Minggu, 20 Januari 2019

EFB Charcoal Briquette Untuk Subtitusi Sawdust Charcoal Briquette

Kontinuitas atau keberlanjutan pasokan bahan baku adalah hal pokok bagi keberlangsungan suatu produksi, demikian juga dengan industri sawdust charcoal briquette. Kurangnya atau bahkan terhentinya pasokan sawdust atau limbah kayu sebagai bahan baku sawdust charcoal briquette membuat produksinya terganggu bahkan terhenti. Dan kondisi seperti itu saat ini sudah mulai dialami oleh pabrik sawdust charcoal briquette.
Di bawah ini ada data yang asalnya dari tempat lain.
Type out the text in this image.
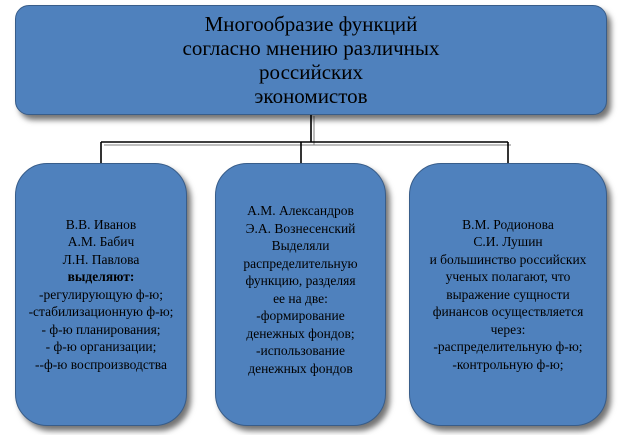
Многообразие функций
согласно мнению различных
российских
экономистов
В.В. Иванов
А.М. Бабич
Л.Н. Павлова
выделяют:
-регулирующую ф-ю;
-стабилизационную ф-ю;
- ф-ю планирования;
- ф-ю организации;
--ф-ю воспроизводства
А.М. Александров
Э.А. Вознесенский
Выделяли
распределительную
функцию, разделяя
ее на две:
-формирование
денежных фондов;
-использование
денежных фондов
В.М. Родионова
С.И. Лушин
и большинство российских
ученых полагают, что
выражение сущности
финансов осуществляется
через:
-распределительную ф-ю;
-контрольную ф-ю;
Padahal dari sisi pasar kebutuhan sawdust charcoal briquette sangat besar, terutama di Turki, Arab Saudi dan Timur Tengah. Alternatif bahan baku yang kontinyu ketersediaannya serta tersedia dalam jumlah besar menjadi pilihan. Tandan kosong (tankos) sawit atau EFB (empty fruit bunch) bisa sebagai pilihan tersebut. Mengapa? EFB adalah limbah padat pabrik sawit yang jumlahnya besar dan pada umumnya belum dimanfaatkan. Pabrik sawit dengan kapasitas 60 ton/jam TBS menghasilkan limbah EFB sebanyak 13,2 ton/jam atau 264 ton/harinya. Dan saat ini sudah ada kurang lebih 1.000 pabrik sawit di seluruh Indonesia.
Pertanyaan selanjutnya adalah, apakah kualitas charcoal briquette yang dibuat dari EFB bisa bersaing dengan sawdust atau limbah kayu ? Ditinjau dari penggunaannya untuk bahan bakar atau energi, maka kualitas EFB lebih rendah dibandingkan sawdust atau limbah kayu yang tergolong biomasa kayu-kayuan (woody biomass) sedangkan EFB merupakan biomasa limbah pertanian (agro waste). Ukuran kualitas tersebut bisa ditunjukkan terutama dari nilai kalor, dan kadar abu. Nilai kalor EFB charcoal briquette lebih rendah dan kadar abu lebih besar dibandingkan sawdust charcoal briquette. Berdasarkan kondisi tersebut sudah semestinya harga sawdust charcoal briquette sedikit lebih rendah dibandingkan sawdust charcoal briquette. Tetapi sebagai upaya untuk mengatasi masalah limbah dan bisa menambah penghasilan, maka keuntungan dari produksi EFB charcoal briquette seharusnya masih sangat menarik.
Implementasi produksi EFB charcoal bisa bekerja sama dengan pabrik sawit yakni sebagai penyedia bahan baku sekaligus penyedia listrik untuk operasionalnya. Sejumlah pabrik sawit dengan kelebihan limbah biomasanya seperti cangkang sawit dan mesocarp fiber nya bisa digunakan untuk produksi listrik tersebut. Jika masih kurang, limbah di kebun seperti pelepah dan daun juga bisa digunakan bahan bakar pembangkit listrik tersebut. Lokasi pabrik sawit yang banyak berada di pedalaman dan tidak ada sumber listrik lain yang memadai membuat pabrik sawit juga otomatis sebagai pembangkit listrik yang umumnya digunakan secara internal tetapi juga bisa ditingkatkan untuk penggunaan eksternal. Sedangkan secara management dan bisnis, bisa saja produksi EFB charcoal briquette diintegrasikan dengan pabrik sawit maupun terpisah yang dikelola tersendiri. Tentu saja pilihan tersebut sangat tergantung pada pola manajemen perusahaan yang bersangkutan khususnya pada divisi pengembangan bisnisnya.

Tidak ada komentar:

Posting Komentar

Urgensi Transisi Energi Berkeadilan

Seorang muslim dari Amerika Serikat (AS) yang juga merupakan aktivis lingkungan, Ibrahim Abdul Matin (2012), dalam bukunya Green Deen : What...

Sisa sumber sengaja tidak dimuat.